7. The prospective applicant and the holder or holders of the relevant authorisations shall make every effort to ensure that they share tests and studies involving vertebrate animals. The costs of sharing the test and study reports shall be determined in a fair, transparent and non-discriminatory way. The prospective applicant shall only be required to share the costs of information he is required to submit to meet the authorisation requirements.
8. Where the prospective applicant and the holder or holders of the relevant authorisations of plant protection products cannot reach agreement on the sharing of test and study reports involving vertebrate animals, the prospective applicant shall inform the competent authority of the Party concerned.
9. The failure to reach agreement on the sharing of test and study reports involving vertebrate animals shall not prevent the competent authority of the Party concerned from using those reports for the purpose of the application of the prospective applicant.
The holder or holders of the relevant authorisation shall have a claim on the prospective applicant for a fair share of the costs incurred by him. The Party may direct the parties involved to resolve the matter by formal and binding arbitration administered under domestic law.
Article 96. Plant Varieties
The European Union reaffirms its commitment to the International Convention for the Protection of New Varieties of Plants (the UPOV Convention), to which the Republic of Kazakhstan shall make reasonable efforts to accede.
Section 3. Enforcement of Intellectual Property Rights
Article 97. General Obligations
1. The Parties reaffirm their commitments under the TRIPS Agreement, in particular Part III thereof, and shall provide for the complementary measures, procedures and remedies set out in this Section, which are necessary to ensure the enforcement of the intellectual property rights (1).
2. Those measures, procedures and remedies shall be fair and equitable, and shall not be unnecessarily complicated or costly, or entail unreasonable time limits or unwarranted delays.
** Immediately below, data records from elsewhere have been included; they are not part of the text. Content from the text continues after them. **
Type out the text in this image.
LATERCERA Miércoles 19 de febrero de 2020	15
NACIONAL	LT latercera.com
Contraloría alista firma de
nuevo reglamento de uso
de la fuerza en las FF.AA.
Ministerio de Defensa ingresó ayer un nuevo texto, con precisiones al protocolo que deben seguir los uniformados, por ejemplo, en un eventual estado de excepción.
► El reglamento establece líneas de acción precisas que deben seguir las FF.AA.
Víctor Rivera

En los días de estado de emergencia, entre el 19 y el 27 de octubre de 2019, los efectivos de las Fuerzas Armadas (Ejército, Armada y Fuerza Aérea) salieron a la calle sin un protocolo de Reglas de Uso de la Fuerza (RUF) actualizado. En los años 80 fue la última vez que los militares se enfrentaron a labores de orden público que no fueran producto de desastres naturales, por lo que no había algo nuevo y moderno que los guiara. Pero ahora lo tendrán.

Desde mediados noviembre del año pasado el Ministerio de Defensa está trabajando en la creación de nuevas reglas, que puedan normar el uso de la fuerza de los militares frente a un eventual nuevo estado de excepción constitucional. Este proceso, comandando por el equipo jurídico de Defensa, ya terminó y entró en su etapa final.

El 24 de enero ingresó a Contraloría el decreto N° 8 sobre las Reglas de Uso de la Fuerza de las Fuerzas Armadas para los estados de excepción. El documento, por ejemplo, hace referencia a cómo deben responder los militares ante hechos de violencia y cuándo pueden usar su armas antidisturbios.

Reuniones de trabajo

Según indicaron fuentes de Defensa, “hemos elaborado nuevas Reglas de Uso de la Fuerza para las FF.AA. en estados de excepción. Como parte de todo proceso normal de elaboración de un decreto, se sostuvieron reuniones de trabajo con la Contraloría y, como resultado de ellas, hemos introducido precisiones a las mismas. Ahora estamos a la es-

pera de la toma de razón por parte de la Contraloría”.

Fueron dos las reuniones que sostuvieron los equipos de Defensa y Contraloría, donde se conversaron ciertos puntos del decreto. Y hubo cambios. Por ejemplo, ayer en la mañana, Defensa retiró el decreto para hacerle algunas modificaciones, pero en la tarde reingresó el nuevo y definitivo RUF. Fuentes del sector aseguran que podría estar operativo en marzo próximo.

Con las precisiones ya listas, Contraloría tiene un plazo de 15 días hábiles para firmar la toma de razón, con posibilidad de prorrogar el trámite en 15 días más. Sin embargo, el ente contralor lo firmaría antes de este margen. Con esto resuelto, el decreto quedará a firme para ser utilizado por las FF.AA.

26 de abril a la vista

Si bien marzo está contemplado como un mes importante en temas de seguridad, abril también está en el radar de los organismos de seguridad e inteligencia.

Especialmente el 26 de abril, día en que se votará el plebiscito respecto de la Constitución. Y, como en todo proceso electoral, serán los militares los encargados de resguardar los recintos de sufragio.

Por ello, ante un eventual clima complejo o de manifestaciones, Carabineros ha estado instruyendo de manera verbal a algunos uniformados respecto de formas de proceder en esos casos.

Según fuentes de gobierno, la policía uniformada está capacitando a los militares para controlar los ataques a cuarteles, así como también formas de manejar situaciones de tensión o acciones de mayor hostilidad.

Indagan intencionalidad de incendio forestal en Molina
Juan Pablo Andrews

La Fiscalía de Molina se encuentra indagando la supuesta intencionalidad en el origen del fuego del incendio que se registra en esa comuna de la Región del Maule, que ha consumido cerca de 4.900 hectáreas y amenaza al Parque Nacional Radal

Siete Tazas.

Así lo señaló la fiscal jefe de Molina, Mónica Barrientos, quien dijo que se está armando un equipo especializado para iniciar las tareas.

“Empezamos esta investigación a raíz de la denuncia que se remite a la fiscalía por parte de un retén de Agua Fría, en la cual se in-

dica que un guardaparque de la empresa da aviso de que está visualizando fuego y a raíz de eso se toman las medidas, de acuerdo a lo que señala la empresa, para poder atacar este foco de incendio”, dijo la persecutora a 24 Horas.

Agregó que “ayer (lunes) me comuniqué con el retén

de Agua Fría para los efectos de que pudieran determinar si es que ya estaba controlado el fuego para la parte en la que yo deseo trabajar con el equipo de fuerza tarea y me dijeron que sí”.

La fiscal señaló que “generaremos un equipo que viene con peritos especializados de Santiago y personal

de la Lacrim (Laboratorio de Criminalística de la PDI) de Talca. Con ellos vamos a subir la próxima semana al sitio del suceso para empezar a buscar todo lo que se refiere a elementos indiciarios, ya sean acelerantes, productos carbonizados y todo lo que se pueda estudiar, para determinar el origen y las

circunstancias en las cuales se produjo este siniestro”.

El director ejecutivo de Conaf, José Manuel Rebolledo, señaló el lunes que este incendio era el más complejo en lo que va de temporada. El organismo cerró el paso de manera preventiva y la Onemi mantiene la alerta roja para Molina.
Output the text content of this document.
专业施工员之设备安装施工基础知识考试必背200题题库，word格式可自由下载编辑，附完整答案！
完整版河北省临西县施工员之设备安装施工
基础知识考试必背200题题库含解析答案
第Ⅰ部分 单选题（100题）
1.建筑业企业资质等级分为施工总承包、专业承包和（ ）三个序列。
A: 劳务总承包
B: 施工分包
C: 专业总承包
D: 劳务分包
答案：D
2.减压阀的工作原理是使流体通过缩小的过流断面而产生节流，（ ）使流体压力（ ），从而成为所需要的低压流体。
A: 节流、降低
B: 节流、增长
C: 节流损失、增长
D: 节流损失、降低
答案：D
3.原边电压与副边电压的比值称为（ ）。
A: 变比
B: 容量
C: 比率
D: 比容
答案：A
They shall also be effective, proportionate and dissuasive and shall be applied in such a manner as to avoid the creation of barriers to legitimate trade and to provide for safeguards against their abuse.
Article 98. Entitled Applicants
Each Party shall recognise as persons entitled to seek application of the measures, procedures and remedies referred to in this Section and in Part III of the TRIPS Agreement:
(a) the holders of intellectual property rights in accordance with the provisions of domestic law;
(b) all other persons authorised to use those rights, in particular licensees, in so far as permitted by and in accordance with the provisions of domestic law;
(c) intellectual property collective rights management bodies which are regularly recognised as having a right to represent holders of intellectual property rights, in so far as permitted by and in accordance with the provisions of domestic law;
(d) professional defence bodies or other persons which are recognised as having a right to represent holders of intellectual property rights, in so far as permitted by and in accordance with the provisions of domestic law.
Article 99. Evidence
1. The judicial authorities of each Party shall have the authority, where a party has presented reasonably available evidence sufficient to support its claims and has in substantiating its claims specified evidence which lies in the control of the opposing party, to order that this evidence be produced by the opposing party, subject to the protection of confidential information.
2. Under the conditions referred to in paragraph 1, each Party shall take such measures as are necessary, in the case of an infringement of an intellectual property right committed on a commercial scale, to enable the competent judicial authorities to order, where appropriate and following an application, the communication of banking, financial or commercial documents under the control of the opposing party, subject to the protection of confidential information.